Almost everyone complains about eating or “weight” problems, so these areas have become an okay place to dump our frustrations. If you were raised to not complain or fear “burdening” others with your problems, you may be unhappy with your life, but feel it’s not okay to kvetch about it. Moreover, the problems you do have that you’re denying to others—and maybe even yourself—may be causing you so much stress that it makes a sane, healthy relationship with food nearly impossible.
Think about how other areas of life impact your eating. For example,
Do you love your job, except for the fact that you have so much to do on a daily basis that you rarely have time to eat or take a break?
Are you the one doing all the cleaning and childcare in the family, so that you’ve built up a head of resentment about being stuck with it while your partner takes it easy?
Are people so used to you saying yes to their requests for help that you have no time to take care of yourself and feel like you don’t dare say no?
The truth is that nearly every decision you make in life can affect your eating.
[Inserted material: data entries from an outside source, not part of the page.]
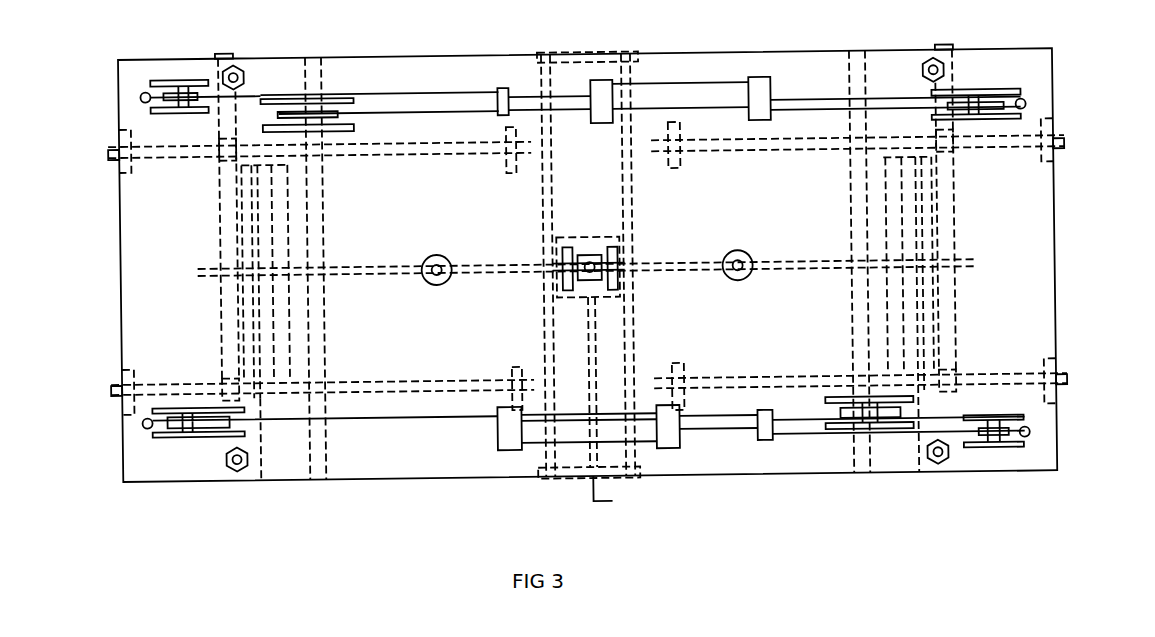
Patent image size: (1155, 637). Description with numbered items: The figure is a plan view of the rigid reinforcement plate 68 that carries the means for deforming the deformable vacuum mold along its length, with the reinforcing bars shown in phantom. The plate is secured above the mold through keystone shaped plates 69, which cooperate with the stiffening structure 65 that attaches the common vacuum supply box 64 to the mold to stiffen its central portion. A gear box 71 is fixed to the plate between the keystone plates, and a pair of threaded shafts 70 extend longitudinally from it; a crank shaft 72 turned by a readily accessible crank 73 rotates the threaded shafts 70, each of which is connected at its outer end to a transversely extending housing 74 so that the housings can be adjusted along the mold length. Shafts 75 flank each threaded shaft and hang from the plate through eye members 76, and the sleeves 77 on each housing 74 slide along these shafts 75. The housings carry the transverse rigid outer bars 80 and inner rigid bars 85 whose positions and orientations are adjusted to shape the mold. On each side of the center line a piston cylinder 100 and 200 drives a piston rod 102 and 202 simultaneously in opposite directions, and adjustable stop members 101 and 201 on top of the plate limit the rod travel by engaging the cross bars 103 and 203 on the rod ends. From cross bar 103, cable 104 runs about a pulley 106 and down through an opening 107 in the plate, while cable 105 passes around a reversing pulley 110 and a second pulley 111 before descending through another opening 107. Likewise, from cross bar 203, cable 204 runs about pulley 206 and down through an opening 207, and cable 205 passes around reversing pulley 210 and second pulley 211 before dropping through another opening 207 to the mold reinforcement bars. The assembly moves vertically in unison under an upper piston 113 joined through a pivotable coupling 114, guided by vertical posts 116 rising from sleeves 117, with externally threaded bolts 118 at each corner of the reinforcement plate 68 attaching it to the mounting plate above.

The common vacuum supply box 64 is at (651, 264).
The stiffening structure 65 is at (615, 265).
The reinforcement plate 68 is at (940, 197).
The keystone shaped plates 69 is at (604, 262).
The threaded shafts 70 is at (587, 253).
The gear box 71 is at (588, 250).
The crank shaft 72 is at (630, 381).
The crank 73 is at (587, 502).
The transversely extending housing 74 is at (587, 265).
The shafts 75 is at (587, 265).
The eye members 76 is at (552, 310).
The sleeves 77 is at (280, 315).
The transverse rigid outer bar 80 is at (606, 335).
The inner rigid bar 85 is at (613, 281).
The piston cylinder 100 is at (566, 457).
The adjustable stop member 101 is at (884, 461).
The piston rod 102 is at (707, 436).
The cross bar 103 is at (784, 440).
The cable 104 is at (866, 463).
The cable 105 is at (845, 385).
The pulley 106 is at (1021, 460).
The opening 107 is at (587, 435).
The reversing pulley 110 is at (928, 403).
The second pulley 111 is at (312, 458).
The upper piston 113 is at (588, 231).
The pivotable coupling 114 is at (635, 279).
The vertical posts 116 is at (416, 288).
The sleeves 117 is at (763, 251).
The externally threaded bolts 118 is at (212, 479).
The piston cylinder 200 is at (816, 68).
The adjustable stop member 201 is at (549, 69).
The piston rod 202 is at (604, 67).
The cross bar 203 is at (518, 58).
The cable 204 is at (257, 37).
The cable 205 is at (317, 52).
The pulley 206 is at (194, 70).
The opening 207 is at (590, 88).
The reversing pulley 210 is at (302, 79).
The second pulley 211 is at (987, 78).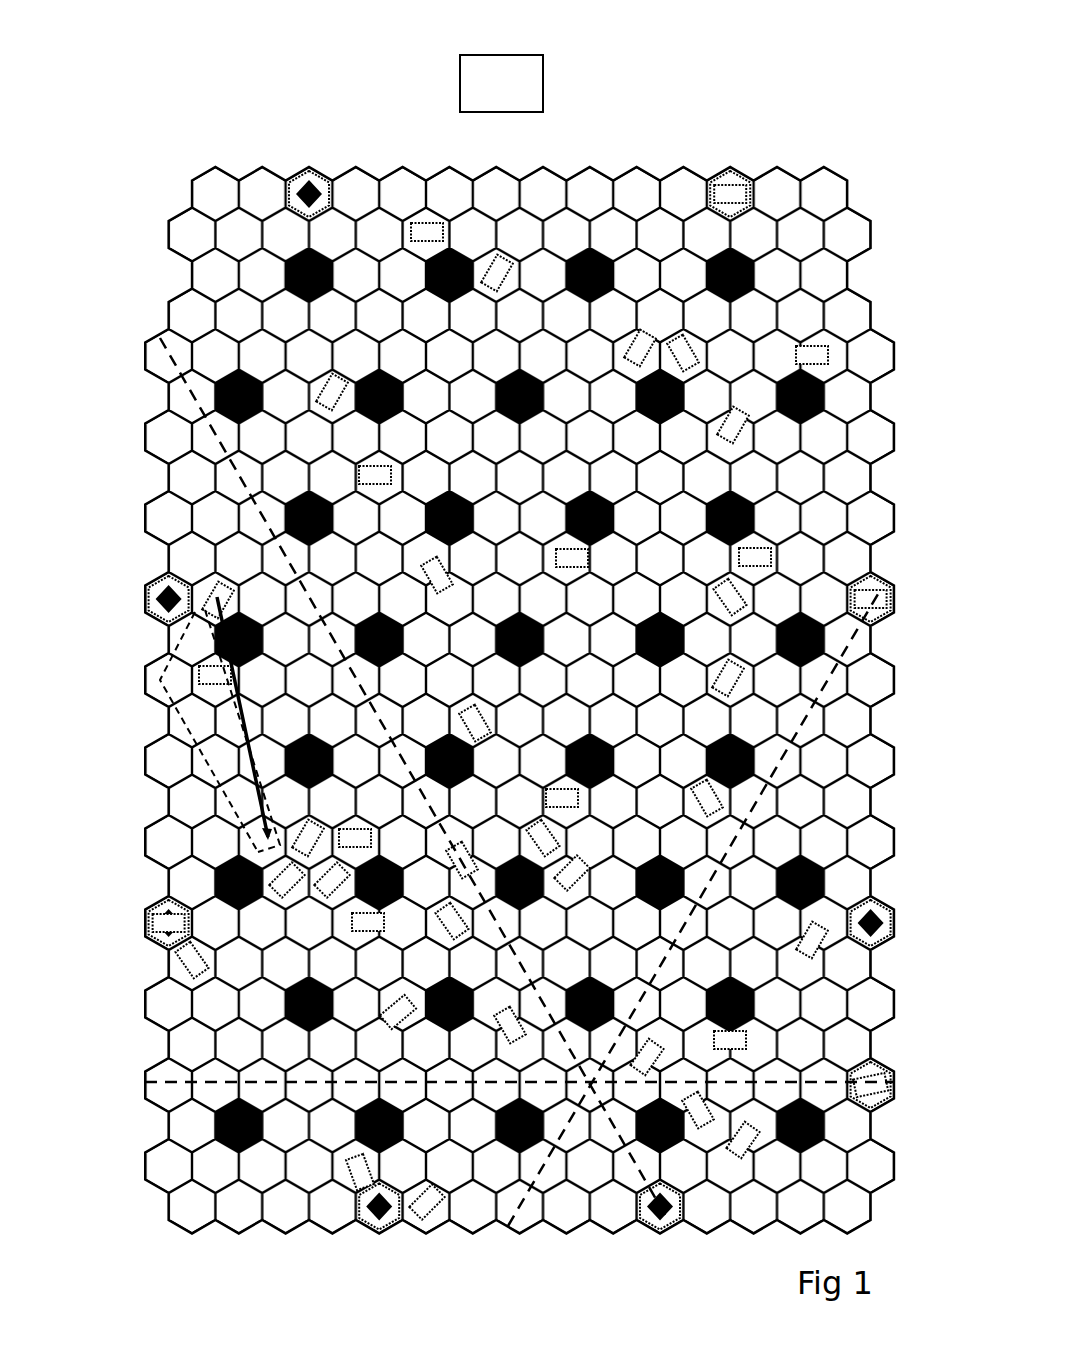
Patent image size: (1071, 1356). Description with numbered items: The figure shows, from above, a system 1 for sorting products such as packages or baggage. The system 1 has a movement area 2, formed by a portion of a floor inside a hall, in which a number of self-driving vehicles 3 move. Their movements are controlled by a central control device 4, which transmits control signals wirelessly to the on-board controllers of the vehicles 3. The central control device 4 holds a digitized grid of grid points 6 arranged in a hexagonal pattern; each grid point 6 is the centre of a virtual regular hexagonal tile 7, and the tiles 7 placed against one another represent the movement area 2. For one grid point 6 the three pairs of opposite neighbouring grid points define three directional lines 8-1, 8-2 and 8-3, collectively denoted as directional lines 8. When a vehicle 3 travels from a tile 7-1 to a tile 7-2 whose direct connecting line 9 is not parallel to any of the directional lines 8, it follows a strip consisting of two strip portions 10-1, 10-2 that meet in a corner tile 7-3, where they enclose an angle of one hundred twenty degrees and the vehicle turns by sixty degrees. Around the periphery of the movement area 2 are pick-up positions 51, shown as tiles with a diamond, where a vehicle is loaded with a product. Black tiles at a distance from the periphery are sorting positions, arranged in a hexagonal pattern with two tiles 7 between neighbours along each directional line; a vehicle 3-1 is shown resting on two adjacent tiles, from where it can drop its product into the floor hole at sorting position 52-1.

Decide to take more time for yourself and create a more balanced life, and I bet you do less mindless eating. Ignore feelings that you don’t believe you should have or express, and my hunch is that you’re going to do a great deal more emotional eating. Nearly every aspect of life has the potential to add or decrease stress, give you more or less self-care time, and increase or shrink your happiness. Consider that you may not have an eating problem, but may be suffering from life problems that negatively affect your eating.